Some clubs will rightly baulk at a potential six-figure bill for VAR and point out that such a significant sum could be spent on youth development, pitches and infrastructure. Given the margins between most sides in the top flight, that money could be worth a couple of players and a couple of league positions come the end of the campaign.

The Scottish FA – who co-hosted, alongside the SPFL, a meeting chaired by former World Cup final referee Howard Webb last year – have previously committed to help underwrite some of the costs associated with the implementation of the technology in the top flight.

The bill does not just come from the purchase and operation of the cameras – now set to be increased from four to six at each game – and the TV screens, plus a Stockley Park style base. Match officials will need to be put through training courses and the start-up costs will be significant.

VAR has already been given backing from the Scottish Senior Referees’ Association and a vote of Premiership clubs next month could be the next step towards a radical but long-awaited change in the way that fixtures here are officiated.

The technology would be no silver bullet. Events in Dortmund and Dundee last week prove why it would be a positive move for the game, though, and be an assistance to a corps of whistlers that are under more pressure, scrutiny and abuse than ever before.

In the Westfalenstadion on Thursday evening, Rangers benefitted from two VAR calls – the first to award a penalty and the second an offside check – as Giovanni van Bronckhorst’s side stunned Borussia Dortmund and earned a Europa League victory.

If referee Clement Turpin hadn’t been able to consult with the VAR team and then watch the action back, Rangers would have been unfairly denied and the game, and the tie, would have had very different complexions. Justice would not have been served.

At the same time, of course, supporters would have been able to check their phones in the stadium or been watching on from afar and seen replays of two defining incidents. It would have been an absurd situation.

That is what Scottish football seems to do best at times, right enough. So it was no surprise to see that scenario play out a couple of days later at Tannadice as Rangers were denied two clear penalties by referee Bobby Madden.

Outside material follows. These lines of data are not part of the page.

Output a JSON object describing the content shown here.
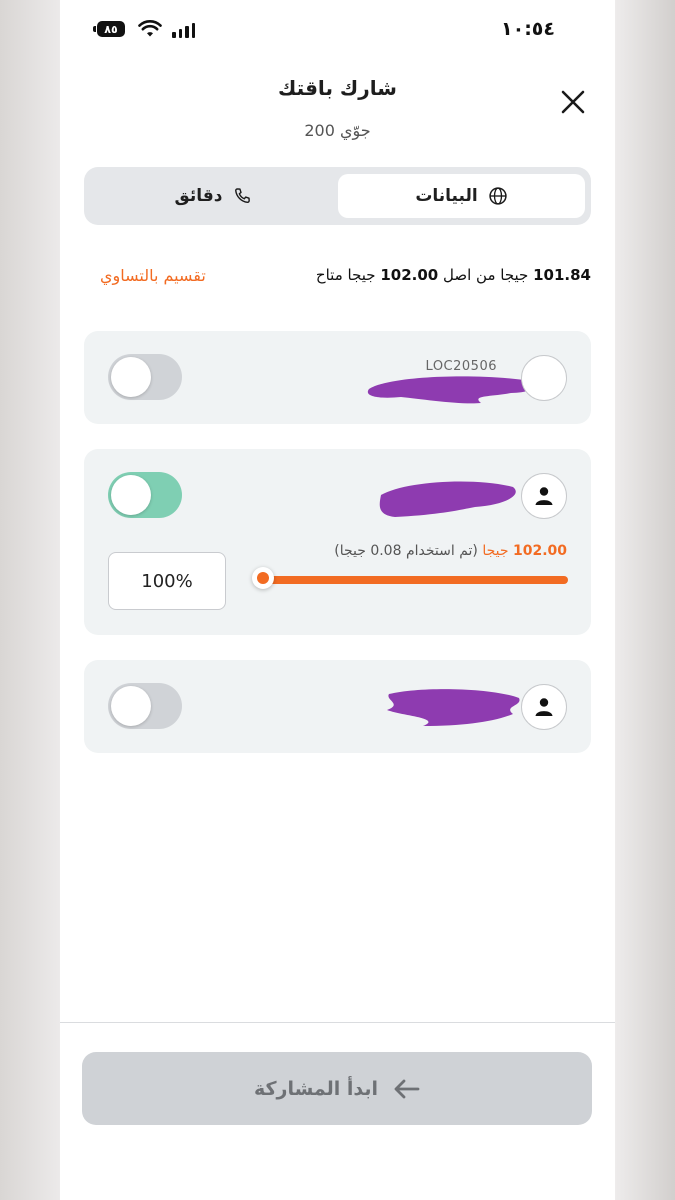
{
  "status_bar": {
    "time": "١٠:٥٤",
    "battery": "٨٥"
  },
  "header": {
    "title": "شارك باقتك",
    "subtitle": "جوّي 200"
  },
  "tabs": [
    {
      "label": "البيانات",
      "icon": "globe-icon",
      "selected": true
    },
    {
      "label": "دقائق",
      "icon": "phone-icon",
      "selected": false
    }
  ],
  "summary": {
    "available": "101.84",
    "available_unit": "جيجا من اصل",
    "total": "102.00",
    "total_unit": "جيجا متاح",
    "split_equally": "تقسيم بالتساوي"
  },
  "members": [
    {
      "code": "LOC20506",
      "enabled": false
    },
    {
      "enabled": true,
      "amount": "102.00",
      "amount_unit": "جيجا",
      "used_note": "(تم استخدام 0.08 جيجا)",
      "percent_label": "100%",
      "share_fraction": 1.0
    },
    {
      "enabled": false
    }
  ],
  "footer": {
    "start_label": "ابدأ المشاركة"
  },
  "colors": {
    "accent": "#f26b22",
    "toggle_on": "#7fcfb3",
    "redaction": "#8e3bb0"
  }
}
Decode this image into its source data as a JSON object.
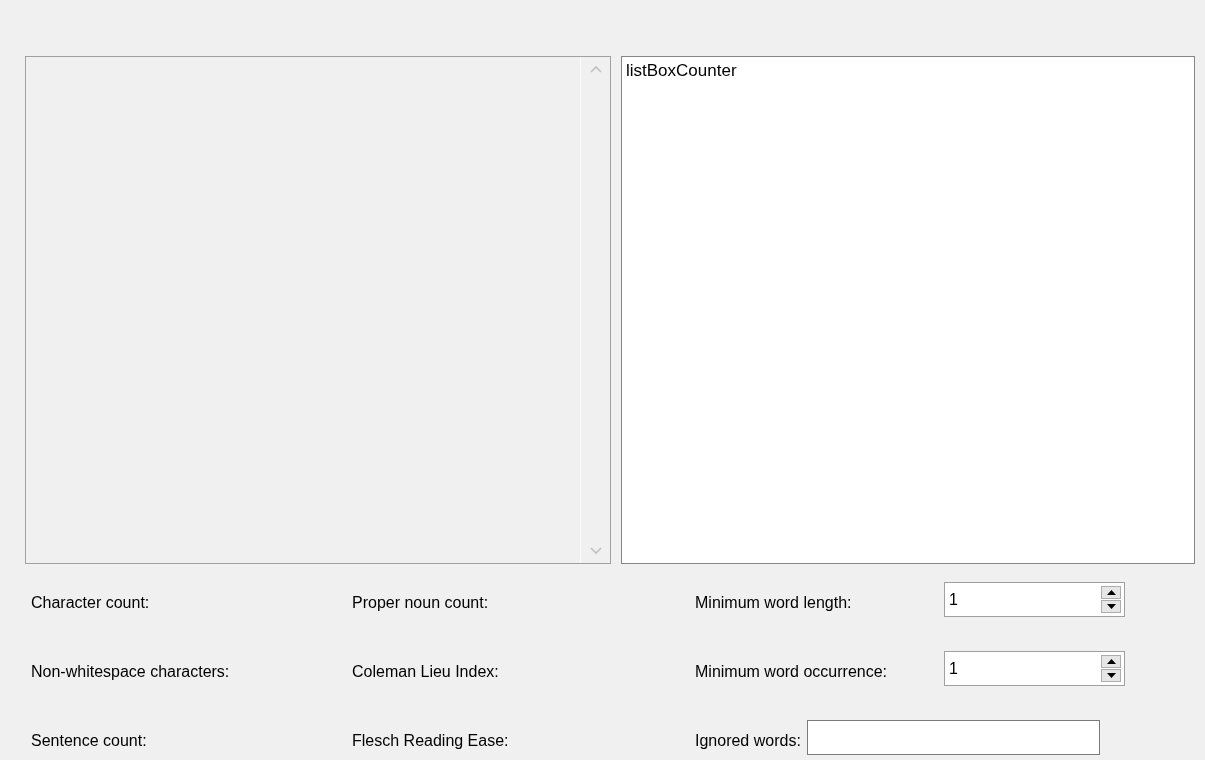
{
  "list_box": {
    "items": [
      "listBoxCounter"
    ]
  },
  "stats": [
    {
      "label": "Character count:"
    },
    {
      "label": "Proper noun count:"
    },
    {
      "label": "Non-whitespace characters:"
    },
    {
      "label": "Coleman Lieu Index:"
    },
    {
      "label": "Sentence count:"
    },
    {
      "label": "Flesch Reading Ease:"
    }
  ],
  "settings": [
    {
      "kind": "spinner",
      "label": "Minimum word length:",
      "value": "1"
    },
    {
      "kind": "spinner",
      "label": "Minimum word occurrence:",
      "value": "1"
    },
    {
      "kind": "text",
      "label": "Ignored words:"
    }
  ]
}
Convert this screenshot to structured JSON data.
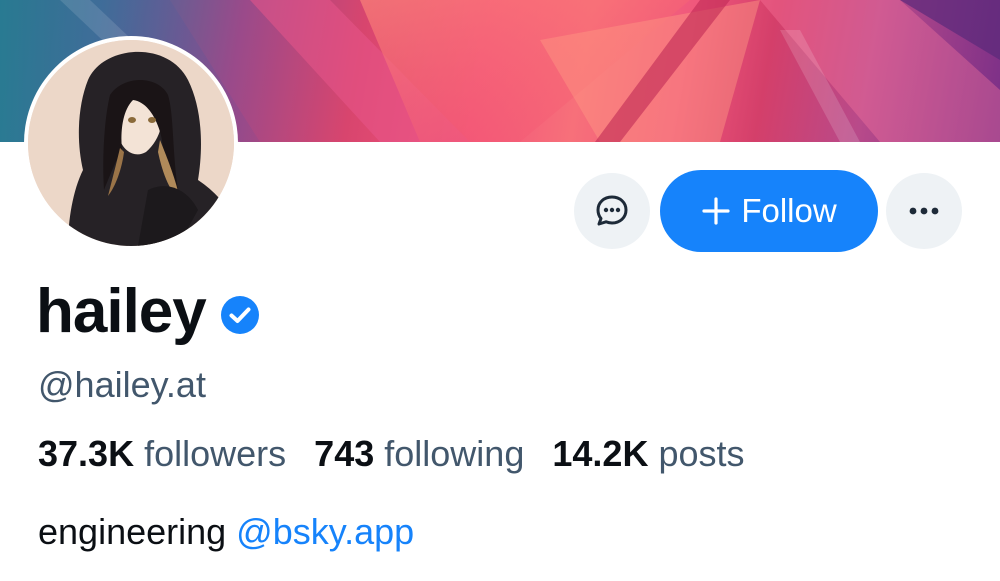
{
  "profile": {
    "display_name": "hailey",
    "handle": "@hailey.at",
    "verified": true
  },
  "actions": {
    "follow_label": "Follow",
    "message_icon": "chat-bubble-icon",
    "more_icon": "ellipsis-icon"
  },
  "stats": {
    "followers_count": "37.3K",
    "followers_label": "followers",
    "following_count": "743",
    "following_label": "following",
    "posts_count": "14.2K",
    "posts_label": "posts"
  },
  "bio": {
    "text": "engineering",
    "link": "@bsky.app"
  },
  "colors": {
    "accent": "#1683fb",
    "text_primary": "#0b0f14",
    "text_secondary": "#42576c",
    "button_bg": "#eef2f5"
  }
}
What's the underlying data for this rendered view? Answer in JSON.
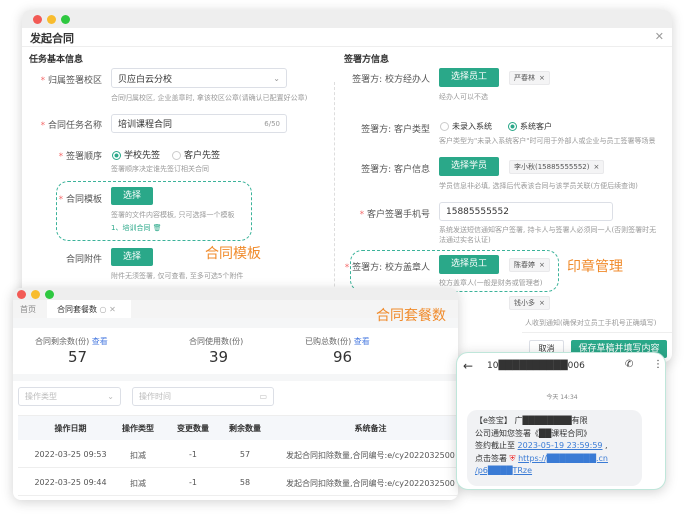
{
  "main_window": {
    "title": "发起合同",
    "close_icon": "close-icon",
    "left": {
      "section": "任务基本信息",
      "campus_label": "归属签署校区",
      "campus_value": "贝应白云分校",
      "campus_help": "合同归属校区, 企业盖章时, 拿该校区公章(请确认已配置好公章)",
      "name_label": "合同任务名称",
      "name_value": "培训课程合同",
      "name_count": "6/50",
      "order_label": "签署顺序",
      "order_opt1": "学校先签",
      "order_opt2": "客户先签",
      "order_help": "签署顺序决定谁先签订相关合同",
      "template_label": "合同模板",
      "template_btn": "选择",
      "template_help": "签署的文件内容模板, 只可选择一个模板",
      "template_item": "1、培训合同",
      "attach_label": "合同附件",
      "attach_btn": "选择",
      "attach_help": "附件无须签署, 仅可查看, 至多可选5个附件"
    },
    "right": {
      "section": "签署方信息",
      "agent_label": "签署方: 校方经办人",
      "agent_btn": "选择员工",
      "agent_tag": "严春林",
      "agent_help": "经办人可以不选",
      "ctype_label": "签署方: 客户类型",
      "ctype_opt1": "未录入系统",
      "ctype_opt2": "系统客户",
      "ctype_help": "客户类型为\"未录入系统客户\"时可用于外部人或企业与员工签署等场景",
      "cinfo_label": "签署方: 客户信息",
      "cinfo_btn": "选择学员",
      "cinfo_tag": "李小秋(15885555552)",
      "cinfo_help": "学员信息非必填, 选择后代表该合同与该学员关联(方便后续查询)",
      "phone_label": "客户签署手机号",
      "phone_value": "15885555552",
      "phone_help1": "系统发送短信通知客户签署, 持卡人与签署人必须同一人(否则签署时无",
      "phone_help2": "法通过实名认证)",
      "seal_label": "签署方: 校方盖章人",
      "seal_btn": "选择员工",
      "seal_tag": "陈春婷",
      "seal_help": "校方盖章人(一般是财务或管理者)",
      "extra_tag": "钱小多",
      "extra_help": "人收到通知(确保对立员工手机号正确填写)",
      "cancel": "取消",
      "save": "保存草稿并填写内容"
    }
  },
  "annotations": {
    "template": "合同模板",
    "seal": "印章管理",
    "package": "合同套餐数"
  },
  "package_window": {
    "tabs": [
      "首页",
      "合同套餐数"
    ],
    "stats": [
      {
        "label": "合同剩余数(份)",
        "value": "57",
        "link": "查看"
      },
      {
        "label": "合同使用数(份)",
        "value": "39"
      },
      {
        "label": "已购总数(份)",
        "value": "96",
        "link": "查看"
      }
    ],
    "filter_type": "操作类型",
    "filter_time": "操作时间",
    "columns": [
      "操作日期",
      "操作类型",
      "变更数量",
      "剩余数量",
      "系统备注"
    ],
    "rows": [
      [
        "2022-03-25 09:53",
        "扣减",
        "-1",
        "57",
        "发起合同扣除数量,合同编号:e/cy2022032500"
      ],
      [
        "2022-03-25 09:44",
        "扣减",
        "-1",
        "58",
        "发起合同扣除数量,合同编号:e/cy2022032500"
      ]
    ]
  },
  "sms": {
    "sender": "10██████████006",
    "time": "今天 14:34",
    "line1": "【e签宝】 广████████有限",
    "line2": "公司通知您签署《██课程合同》",
    "line3a": "签约截止至 ",
    "date": "2023-05-19 23:59:59",
    "line3b": " ,",
    "line4": "点击签署 ",
    "link1": "https://████████.cn",
    "link2": "/p6████TRze"
  },
  "colors": {
    "accent": "#2aa889",
    "annotation": "#f08b2c"
  }
}
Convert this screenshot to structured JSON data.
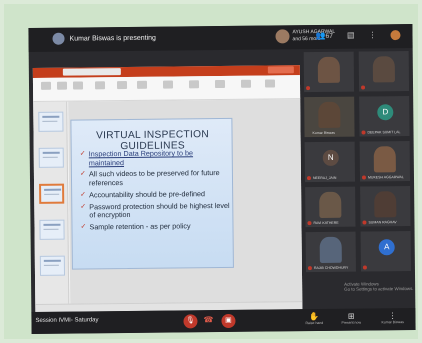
{
  "meeting": {
    "presenter_text": "Kumar Biswas is presenting",
    "presenter_icon": "avatar-icon",
    "people_line1": "AYUSH AGARWAL",
    "people_line2": "and 56 more",
    "people_count": "67"
  },
  "slide": {
    "title": "VIRTUAL INSPECTION GUIDELINES",
    "bullets": [
      "Inspection Data Repository to be maintained",
      "All such videos to be preserved for future references",
      "Accountability should be pre-defined",
      "Password protection should be highest level of encryption",
      "Sample retention - as per policy"
    ]
  },
  "participants": {
    "names": [
      "",
      "",
      "Kumar Biswas",
      "DEEPAK SUMIT LAL",
      "NEERAJ_JAIN",
      "MUKESH AGGARWAL",
      "RAVI KATHERE",
      "SUMAN RAGHAV",
      "RAJIB CHOWDHURY",
      ""
    ],
    "letters": {
      "deepak": "D",
      "neeraj": "N",
      "last": "A"
    }
  },
  "watermark": {
    "line1": "Activate Windows",
    "line2": "Go to Settings to activate Windows."
  },
  "bottombar": {
    "session_label": "Session IVMI- Saturday",
    "controls": {
      "raise_hand": "Raise hand",
      "present_now": "Present now",
      "more": "Kumar Biswas"
    }
  },
  "colors": {
    "accent_red": "#c0392b",
    "ppt_brand": "#c43e1c",
    "teal": "#2e8b7a",
    "blue": "#2f6fd0"
  }
}
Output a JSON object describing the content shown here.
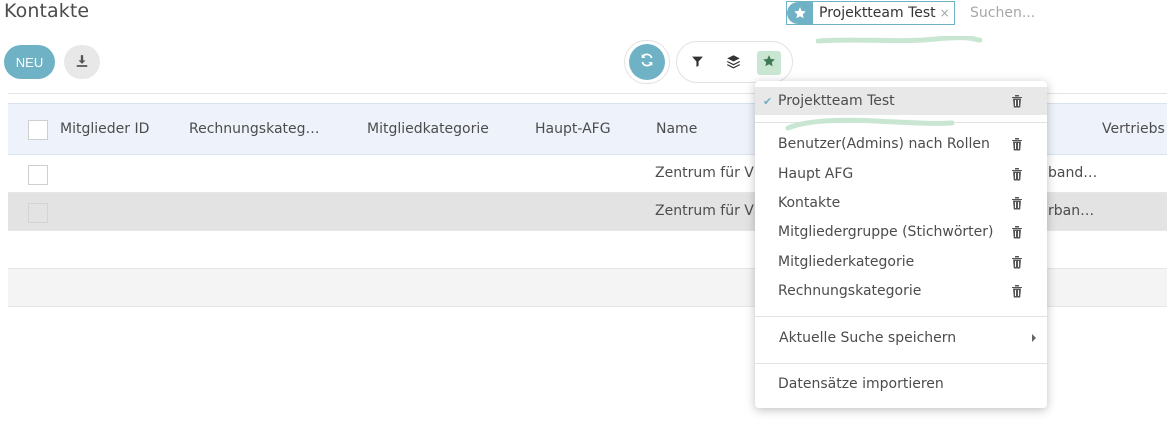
{
  "page": {
    "title": "Kontakte"
  },
  "toolbar": {
    "new_label": "NEU",
    "download_icon": "download-icon",
    "refresh_icon": "refresh-icon",
    "filter_icon": "filter-icon",
    "groupby_icon": "layers-icon",
    "favorites_icon": "star-icon"
  },
  "search": {
    "facet_label": "Projektteam Test",
    "facet_close": "×",
    "placeholder": "Suchen..."
  },
  "table": {
    "columns": [
      "Mitglieder ID",
      "Rechnungskateg…",
      "Mitgliedkategorie",
      "Haupt-AFG",
      "Name",
      "Vertriebs"
    ],
    "rows": [
      {
        "name": "Zentrum für V",
        "trailing": "band…"
      },
      {
        "name": "Zentrum für V",
        "trailing": "rban…"
      }
    ]
  },
  "favorites_menu": {
    "active_item": "Projektteam Test",
    "check": "✔",
    "items": [
      "Benutzer(Admins) nach Rollen",
      "Haupt AFG",
      "Kontakte",
      "Mitgliedergruppe (Stichwörter)",
      "Mitgliederkategorie",
      "Rechnungskategorie"
    ],
    "save_search": "Aktuelle Suche speichern",
    "import_records": "Datensätze importieren"
  },
  "colors": {
    "accent": "#6fb2c6",
    "highlight": "#c9e6d3",
    "header_bg": "#eef3fb",
    "selected_row": "#e3e3e3"
  }
}
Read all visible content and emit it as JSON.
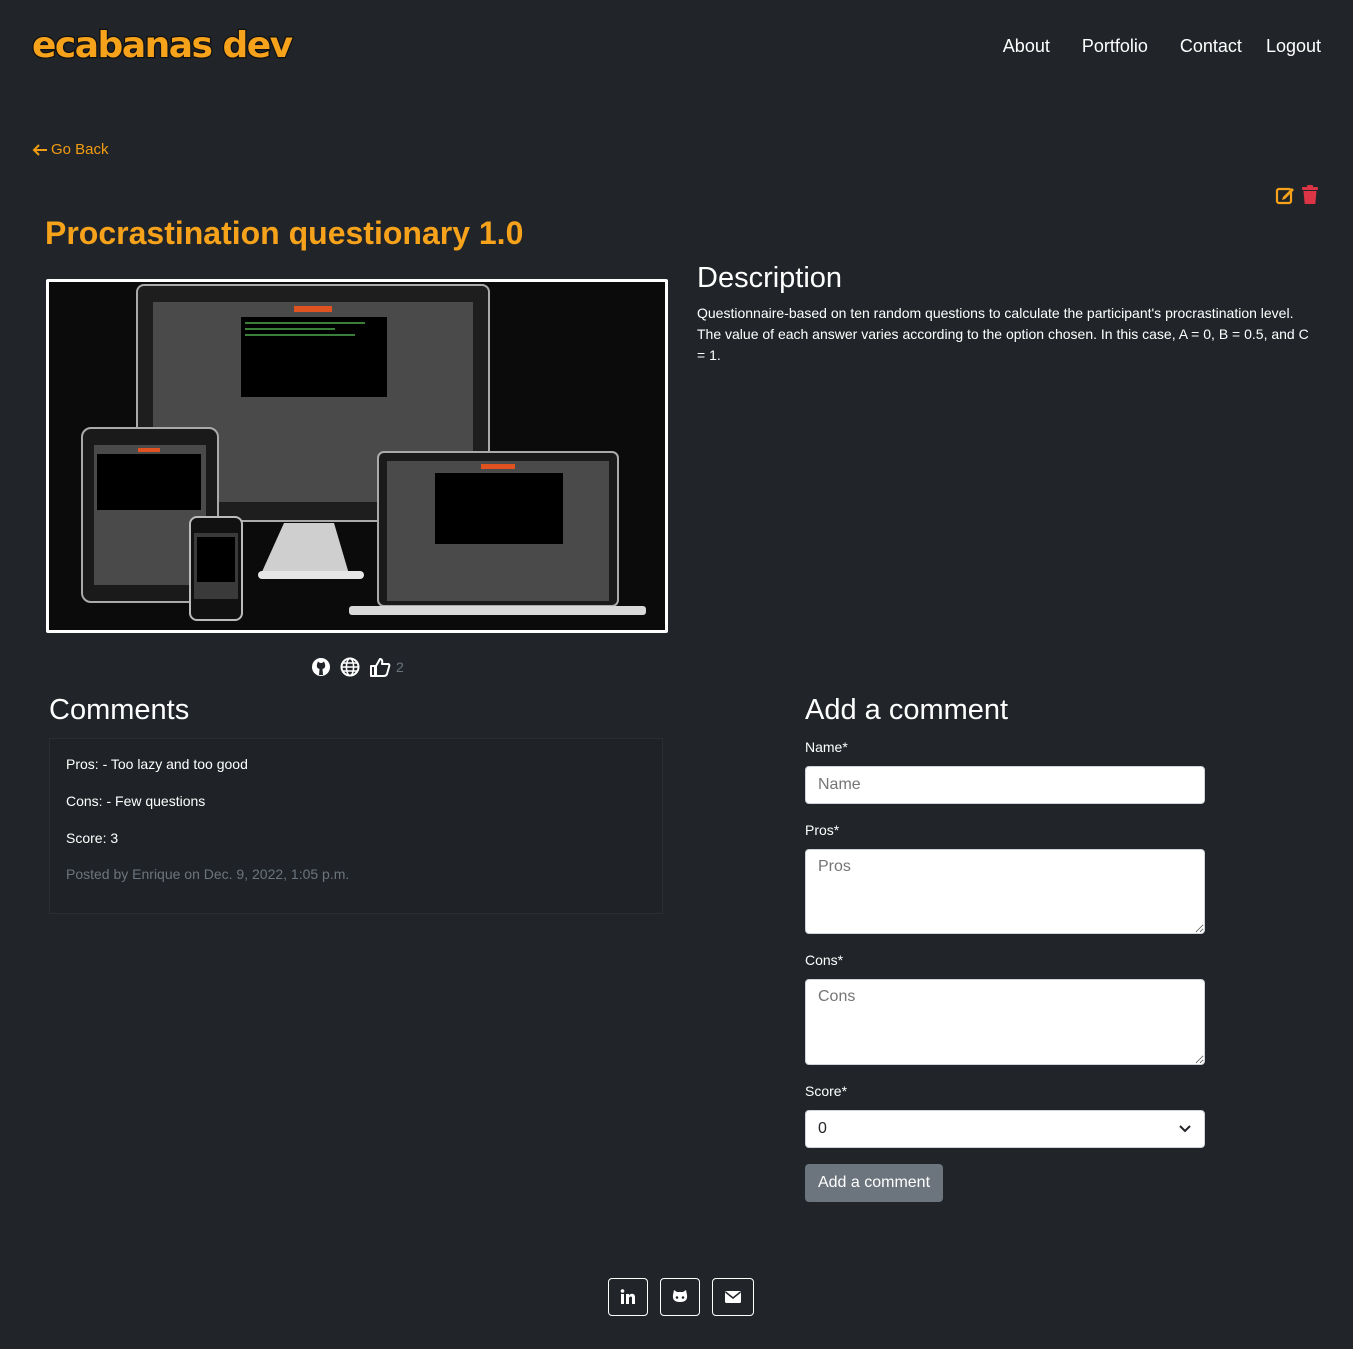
{
  "brand": {
    "logo_text": "ecabanas dev"
  },
  "nav": {
    "items": [
      "About",
      "Portfolio",
      "Contact",
      "Logout"
    ]
  },
  "go_back": {
    "label": "Go Back"
  },
  "project": {
    "title": "Procrastination questionary 1.0",
    "likes": "2",
    "description_title": "Description",
    "description": "Questionnaire-based on ten random questions to calculate the participant's procrastination level. The value of each answer varies according to the option chosen. In this case, A = 0, B = 0.5, and C = 1."
  },
  "comments": {
    "title": "Comments",
    "items": [
      {
        "pros": "Pros: - Too lazy and too good",
        "cons": "Cons: - Few questions",
        "score": "Score: 3",
        "meta": "Posted by Enrique on Dec. 9, 2022, 1:05 p.m."
      }
    ]
  },
  "form": {
    "title": "Add a comment",
    "name_label": "Name*",
    "name_placeholder": "Name",
    "pros_label": "Pros*",
    "pros_placeholder": "Pros",
    "cons_label": "Cons*",
    "cons_placeholder": "Cons",
    "score_label": "Score*",
    "score_value": "0",
    "submit_label": "Add a comment"
  },
  "colors": {
    "background": "#212529",
    "accent": "#f7a21b",
    "danger": "#dc3545",
    "secondary": "#6c757d"
  },
  "icons": [
    "arrow-left-icon",
    "edit-icon",
    "trash-icon",
    "github-icon",
    "globe-icon",
    "thumbs-up-icon",
    "linkedin-icon",
    "github-alt-icon",
    "envelope-icon"
  ]
}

Madden didn’t spot the ball striking the arm of Ross Graham as he failed to get out of the way of a Charlie Mulgrew clearance. Appeals on the park were dismissed and within seconds TV viewers knew Madden had got it wrong.

Later in the game, the same scenario unfolded. Graham had a hold of Fashion Sakala’s shirt but Madden stayed silent, the United defender survived and Rangers didn’t get what they were due.

It was the champions’ profligacy that cost them points on Sunday but Madden’s mistakes didn’t help matters. Errors cannot be accounted for, but they should not be accepted either.

Such small margins can decide title races. Medals should not be won, European places decided or relegation confirmed as a result of ineptitude from officials.

Van Bronckhorst, not for the first time this term, addressed the issue of VAR post-match and was typically stoical and level-headed about the calls that had gone against his side. The referee’s decision, right now, is final in the Premiership.

Ultimately, it will be down to the clubs whether or not they feel no VAR is a price worth paying but those that don’t vote in favour lose their position on the soapbox next time a manager or player seeks to question or condemn a referee.

There will be countless decisions over the course of a campaign that could, and should, be looked at again and the mistakes rectified. Right now, VAR is the only way to increase the percentage of correct calls being made and that fairness and transparency is at the heart of the matter.

Money will talk at Hampden. The time has come for Scottish football to either stump up to help referees or shut up and let them get on with it.